Volvo’s unique selling point has always been their legendary safety standards but some of that advantage has been eroded by the likes of Ford (ironically who owned Volvo until 2010) trumpeting safety crashworthiness and countless airbags as reason to buy a Mondeo for example.
Many others have also leapt on the bandwagon – safety is now a real selling point. Volvo needed to offer more than just safe cars, so now words like driving dynamics, economy, emissions and performance are as much a part of Volvo’s sales literature as their world class standards of safety engineering. Like all marketeers, Volvo’s marketing people hope that by attracting a younger audience to the brand they will generate brand loyalty which will follow on with those people moving up the range as their family and lifestyle changes.

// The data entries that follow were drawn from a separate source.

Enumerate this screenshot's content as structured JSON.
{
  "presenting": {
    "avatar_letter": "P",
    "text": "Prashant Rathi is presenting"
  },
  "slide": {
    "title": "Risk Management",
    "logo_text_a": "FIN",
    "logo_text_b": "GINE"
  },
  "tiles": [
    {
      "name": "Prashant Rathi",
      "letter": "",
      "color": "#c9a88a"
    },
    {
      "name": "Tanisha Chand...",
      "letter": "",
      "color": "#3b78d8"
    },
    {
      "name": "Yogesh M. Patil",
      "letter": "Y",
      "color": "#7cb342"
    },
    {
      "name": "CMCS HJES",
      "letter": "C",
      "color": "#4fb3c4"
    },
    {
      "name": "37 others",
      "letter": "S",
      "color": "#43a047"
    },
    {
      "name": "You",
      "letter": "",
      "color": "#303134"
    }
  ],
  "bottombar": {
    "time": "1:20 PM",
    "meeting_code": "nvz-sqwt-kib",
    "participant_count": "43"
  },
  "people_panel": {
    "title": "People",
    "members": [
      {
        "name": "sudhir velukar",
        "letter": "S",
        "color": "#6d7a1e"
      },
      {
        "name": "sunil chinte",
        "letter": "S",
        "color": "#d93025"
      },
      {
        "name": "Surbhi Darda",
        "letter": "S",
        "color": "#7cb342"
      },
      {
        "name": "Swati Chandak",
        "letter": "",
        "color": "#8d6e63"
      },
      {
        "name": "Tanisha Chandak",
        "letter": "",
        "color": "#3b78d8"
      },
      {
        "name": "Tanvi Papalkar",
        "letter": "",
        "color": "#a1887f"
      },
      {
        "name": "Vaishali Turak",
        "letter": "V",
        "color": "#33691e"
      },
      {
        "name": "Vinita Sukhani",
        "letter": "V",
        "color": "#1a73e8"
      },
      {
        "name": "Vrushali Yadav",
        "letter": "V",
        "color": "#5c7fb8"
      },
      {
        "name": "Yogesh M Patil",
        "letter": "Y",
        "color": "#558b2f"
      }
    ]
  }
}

The restyled V40 then is a premium hatchback to rival the likes of the BMW 1 series, Audi A3 or indeed main steam cars like the Ford Focus.
Has it got street cred?
The style is sleek and elegant and during my tenure managed to get quite a few admiring glances. The front end echoes the Volvo family line with the traditional Volvo grille while the whole shape looks low and aerodynamic.
The whole effect works very well.
What’s it like inside?
Slip inside and you will find a cabin that is no less impressive than the exterior. It is roomy and the car will seat four adults in comfort though the low sloping roofline does restrict rear headroom for tall passengers. The boot is just adequate rather than generous in size. The mix of digital and analogue instrumentation is interesting and despite containing rather too much information (do i really need an eco meter?) it all works very well.
The multi-function steering wheel, and very neat centre console, with that unique storage space behind it all gel very well together.
The driving position is excellent, with height adjustment for both front seats.
Standard equipment is equally impressive. The D2 “inscription” model on test had automatic climate control, cruise control, auto wipers, auto lights, Multiple airbags, DSTC, SIPS, and WHIPS, lovely alloy wheels and metallic paint.
The full leather interior, aluminium detailing and 7inch screen on the Inscription model add value.
Other worthy standard features are City Safety, with auto braking to a standstill at speeds below 31mph if a crash is detected, and pre crash warning.
A host of optional packages are offered too such as Style Pack, Winter Pack etc making the V40 a very well equipped car.
What is under the bonnet?
The D2 diesel pumps out 120 bhp and comes with a slick 6-speed manual. Overall performance is good though you do have to rev it a bit to get the best out of it for overtaking. It accelerates well and the gearbox is absolutely superb, light with a short change.
Fuel economy is equally good returning 6.3 litres per 100km, with emissions of just 89g/km road tax Is €180.00 per year.
Will I enjoy driving it?
Once again this car really impressed. It’s nimble, agile and precise to drive, with razor sharp steering and surefooted grip whether in the wet or dry.
The other area that impressed so much is the refinement. The V40 is ultra silent even when cruising at high speed. There is virtually no wind noise, and just about no engine noise unless accelerating.
So what is the final verdict?
Prices for Volvos foray into the premium hatch market start at €28,045.
The V40 D2 Inscription costs €36,950.
Quite simply the Volvo V40 is one of the better cars I have tested of late. It looks great, is very well built, well equipped and drives superbly. I loved every kilometre behind the wheel.
If you want a premium hatch that offers a distinctive style and driving dynamics that bring a smile to your face buy the V40.